Смех застыл у нее в горле, а лицо с озадаченными, быстро моргающими глазами стало точным зеркальным отражением его собственного лица.
Над иссушенной солнцем землей установилась продолжительная тишина, пока двое собеседников внимательно, как бы изучая, смотрели друг на друга.
— Вы не из Ирландии, — наконец очень медленно сказала она. — Я была там. Города там такие же, как и везде. Вы также и не из какой-либо восточной страны. — Она прищурила глаза: — Австралия? — Едва заметная улыбка тронула ее лицо. — Нет.
— Я из Ирландии.
— Трепло дешевое.
Мэддок побледнел и дернулся, как будто его ударили по лицу. Низким, печальным голосом он продолжал настаивать:
— Я из Эйре, который находится вверх по течению от Корка, где река Пинки впадает в Ли. Я родился в тысяча восемьсот двадцать четвертом году от Рождества Христова.
— Дважды трепло дешевое.
Он встал и отошел к самому краю затепенного круга, образованного кроной дерева. Дальше была адская жара и убийственное свечение солнца, такое же грубое и пронизывающее, как едкий скептицизм этой женщины.
Мэддок сделал последнюю попытку:
— Я из Ирландии, этой прекрасной и зеленой страны, родины всех мифов и сказаний. Я покинул ее семнадцатого сентября тысяча восемьсот шестьдесят второго года.

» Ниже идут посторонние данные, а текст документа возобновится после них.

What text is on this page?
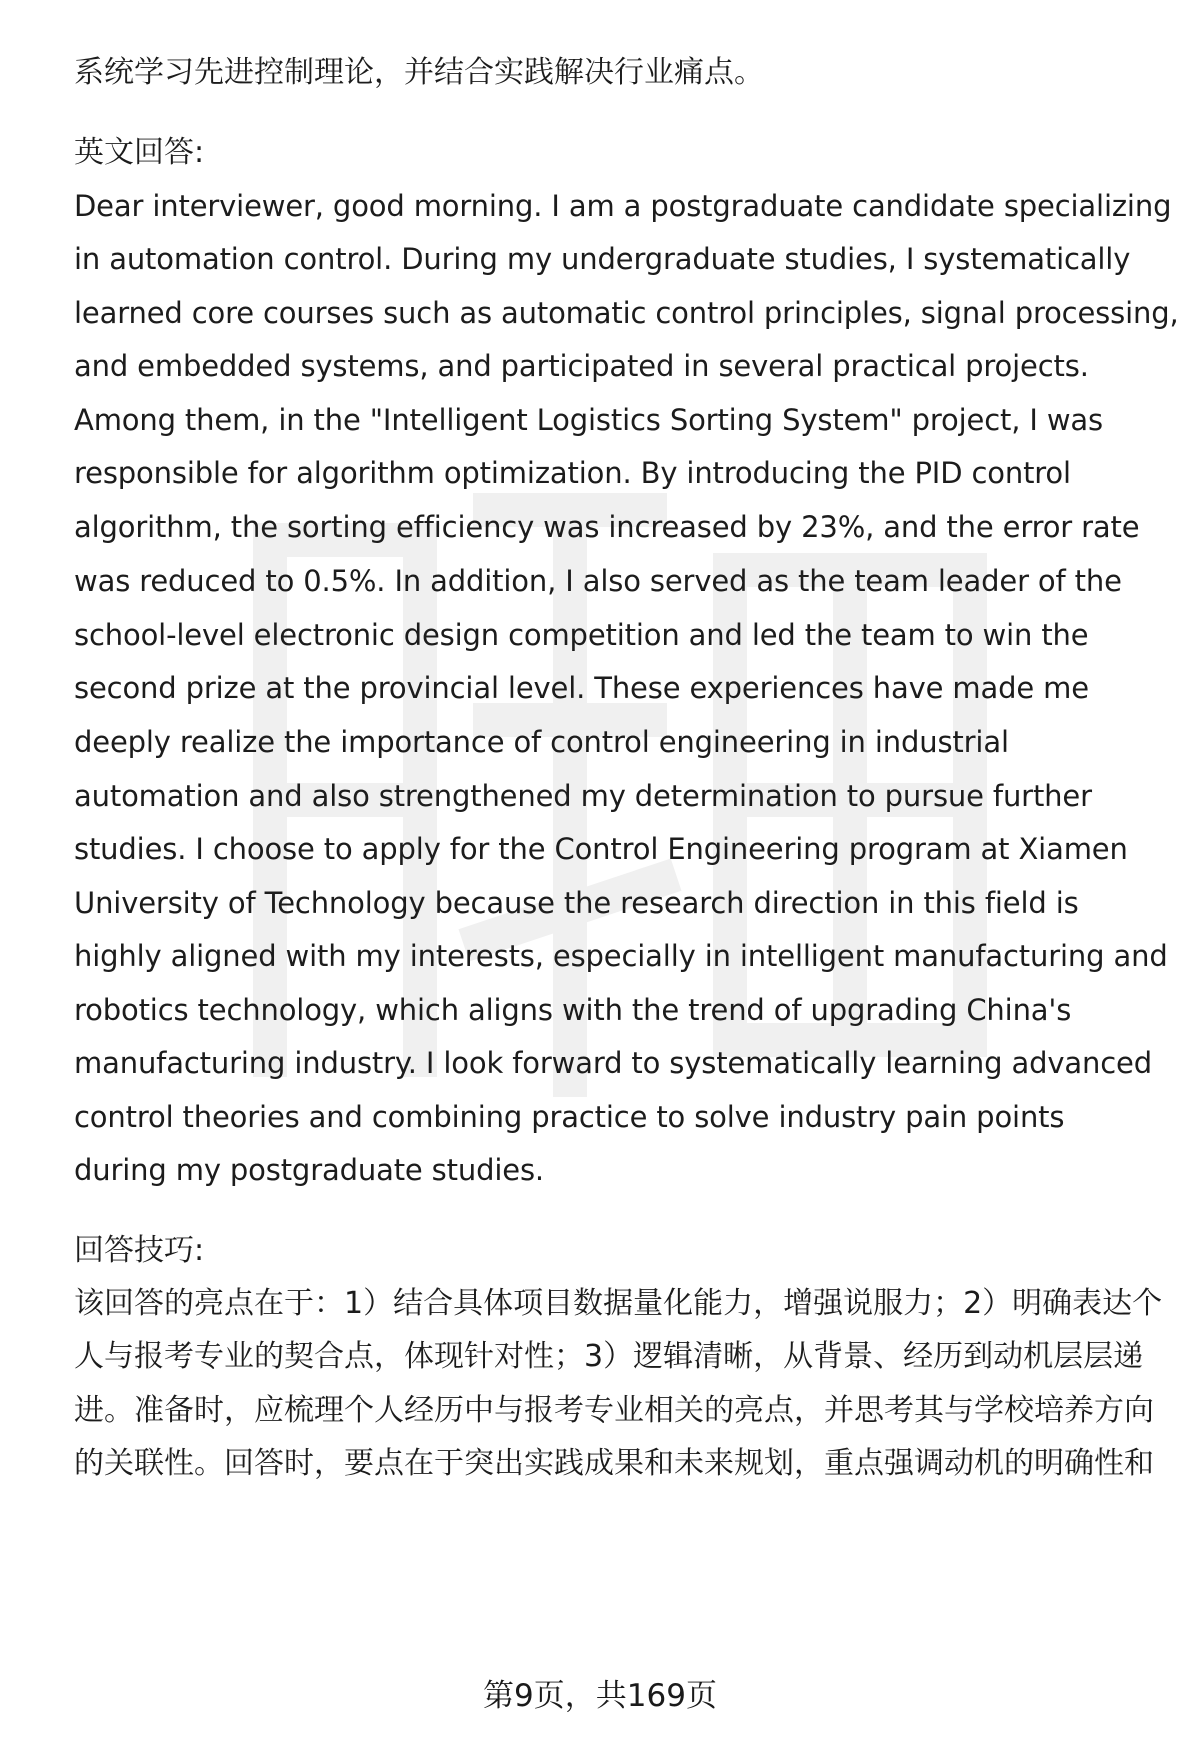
系统学习先进控制理论，并结合实践解决行业痛点。
英文回答:
Dear interviewer, good morning. I am a postgraduate candidate specializing
in automation control. During my undergraduate studies, I systematically
learned core courses such as automatic control principles, signal processing,
and embedded systems, and participated in several practical projects.
Among them, in the "Intelligent Logistics Sorting System" project, I was
responsible for algorithm optimization. By introducing the PID control
algorithm, the sorting efficiency was increased by 23%, and the error rate
was reduced to 0.5%. In addition, I also served as the team leader of the
school-level electronic design competition and led the team to win the
second prize at the provincial level. These experiences have made me
deeply realize the importance of control engineering in industrial
automation and also strengthened my determination to pursue further
studies. I choose to apply for the Control Engineering program at Xiamen
University of Technology because the research direction in this field is
highly aligned with my interests, especially in intelligent manufacturing and
robotics technology, which aligns with the trend of upgrading China's
manufacturing industry. I look forward to systematically learning advanced
control theories and combining practice to solve industry pain points
during my postgraduate studies.
回答技巧:
该回答的亮点在于：1）结合具体项目数据量化能力，增强说服力；2）明确表达个
人与报考专业的契合点，体现针对性；3）逻辑清晰，从背景、经历到动机层层递
进。准备时，应梳理个人经历中与报考专业相关的亮点，并思考其与学校培养方向
的关联性。回答时，要点在于突出实践成果和未来规划，重点强调动机的明确性和
第9页，共169页
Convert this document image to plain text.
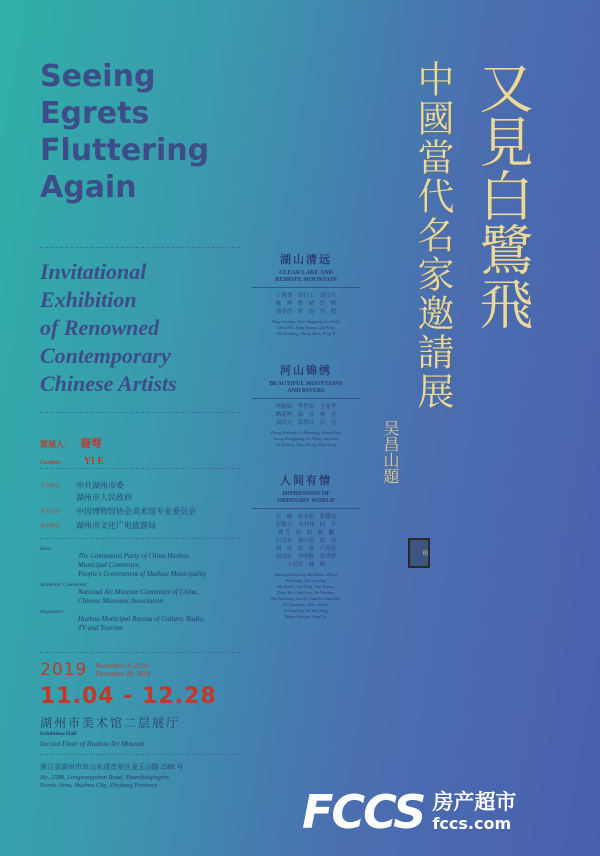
Seeing
Egrets
Fluttering
Again
Invitational
Exhibition
of Renowned
Contemporary
Chinese Artists
又見白鷺飛
中國當代名家邀請展
吴昌山題
印
湖山清远
CLEAR LAKE AND
REMOTE MOUNTAIN
丁观加　沈行工　刘江红
陈　辉　鲁　晴　岳　黔
刘争浩　覃　琨　冯　彪
Ding Guanjia, Shen Xinggong, Lu Jialu,
Chen Hui, Sang Huang, Qiu Ping,
Ou Xiaolong, Zhong Zhen, Peng Yi
河山锦绣
BEAUTIFUL MOUNTAINS
AND RIVERS
钟振振　李世南　王兆华
路遥明　陆　亚　林　亮
刘庆元　雷寒江　吕　亮
Zhong Shuhong, Li Zhanfang, Wang Erjia,
Tuong Dongguang, Lu Dong, Cai Jian,
Lu Qinfeng, Xiao Cheng, Zhao Lang
人间有情
IMPRESSION OF
ORDINARY WORLD
庄　敬　杜永起　张耀良
彭勤元　马书林　何　平
龚 雪　孙　跃　陈　鹏
石汉东　谢小虎　翁　涛
胡　亮　黄　磊　卢迎春
赵国宏　李明辉　梁华群
王冠军　林　峰
Zhuang Dongrong, Du Bishui, Zhong
Piaoliang, Luo Lemeng,
Ma Shulin, Sun Ping, Jing Yimiao,
Xuan Wu, Chen Jiao, Wu Wenhan,
Hu Xiaohong, Cai Jie, Yuan Lu Lian Mei,
Yi Chuanzhou, Zhao Weizhi,
Li Xiaofeng, Xu Shaolong,
Wang Guanjun, Teng Cai
策展人： 裔萼
Curator: YI E
主办单位	中共湖州市委
湖州市人民政府
学术支持	中国博物馆协会美术馆专业委员会
承办单位	湖州市文化广电旅游局
Host:
The Communist Party of China Huzhou
Municipal Committee,
People's Government of Huzhou Municipality
Academic Counselor:
National Art Museum Committee of China,
Chinese Museums Association
Organizer:
Huzhou Municipal Bureau of Culture, Radio,
TV and Tourism
2019 November 4, 2019 -
December 28, 2019
11.04 - 12.28
湖州市美术馆二层展厅
Exhibition Hall
Second Floor of Huzhou Art Museum
浙江省湖州市市山水清音景区龙王山路 2588 号
No. 2588, Longwangshan Road, Shanshuiqingyin
Scenic Area, Huzhou City, Zhejiang Province	FCCS 房产超市
fccs.com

Шарлин правой рукой схватила и сжала свою правую грудь. Это был быстрый и неприличный, презрительный жест, сделав который она вызывающе выдвинула вперед подбородок.
Ошарашенный Мэддок так и сел, сбитый с ног в буквальном смысле слова. Он сидел в пыли и глотал ртом воздух.
— Заткнитесь же наконец, болтун! — крикнула Шарлин, теряя самообладание. — Хватит дурачить меня!
Мэддок молча сидел, прижав к груди руки и выставив ноги за пределы теневого круга. Он ловил воздух, как рыба, отчаянно пытаясь восстановить душевное равновесие.
Шарлин приблизилась к нему, держа в руке небольшой черный предмет. Размерами и формой этот блестящий выпуклый предмет напоминал карманные часы богатого путешествующего бизнесмена. Покачав рукой из стороны в сторону, она прищурила глаза:
— Где твой чоп? Нет? А у твоего приятеля в костюме медведя?
Она подняла предмет и махнула им в сторону Стенелеоса. Потом остановилась и повторила это движение.
— Что здесь происходит? — спросила она, понизив голос.
Мэддок услышал в нем угрозу, а по тому, как она держала свой прибор, он понял, что это оружие, которого надо бояться.
Он стряхнул с себя оцепенение:
— Уберите ваше… ваше…
Она посмотрела на него и тряхнула головой:
— Фуфло.
— Уберите, пожалуйста, ваше фуфло, и мы…
— Ты — идиот! — взорвалась она. — Это мой чоп!
Она подняла оружие повыше, чтобы Мэддок мог разглядеть: прибор имел форму диска, но весь был истыкан маленькими кнопками, отчего выглядел каким-то бородавчатым.
— Ты что, жил в каком-нибудь подвале последние года два? Фуфло — это грязное, оскорбительное слово. Оно означает… оно означает… — Она бестолково помахала руками, от ярости утратив координацию движений.
Когда Шарлин вновь посмотрела на Мэддока, она уже начала постепенно справляться со своим гневом, но делала это очень медленно. За ее внешне почти спокойным лицом скрывались кипящие эмоции, и Мэддок подумал об обманчиво спокойном вечернем море. Поверхность воды лишь слегка покачивалась, но внизу под ней, там где сходились в непримиримой битве мощные подводные потоки, бушевал шторм.
— Оно означает, что ты — ржавый кусок грязи. И ничего от меня ты не получишь, — сказала она, скрипя зубами. — Если ты намерен причинить мне какие-нибудь неприятности, то самое время начать.
У Мэддока расширились глаза, когда он начал понемногу понимать, в чем тут дело, и это понимание не очень радовало его. Кажется, в этой стране ее граждане, мягко говоря, не вполне доверяют друг другу.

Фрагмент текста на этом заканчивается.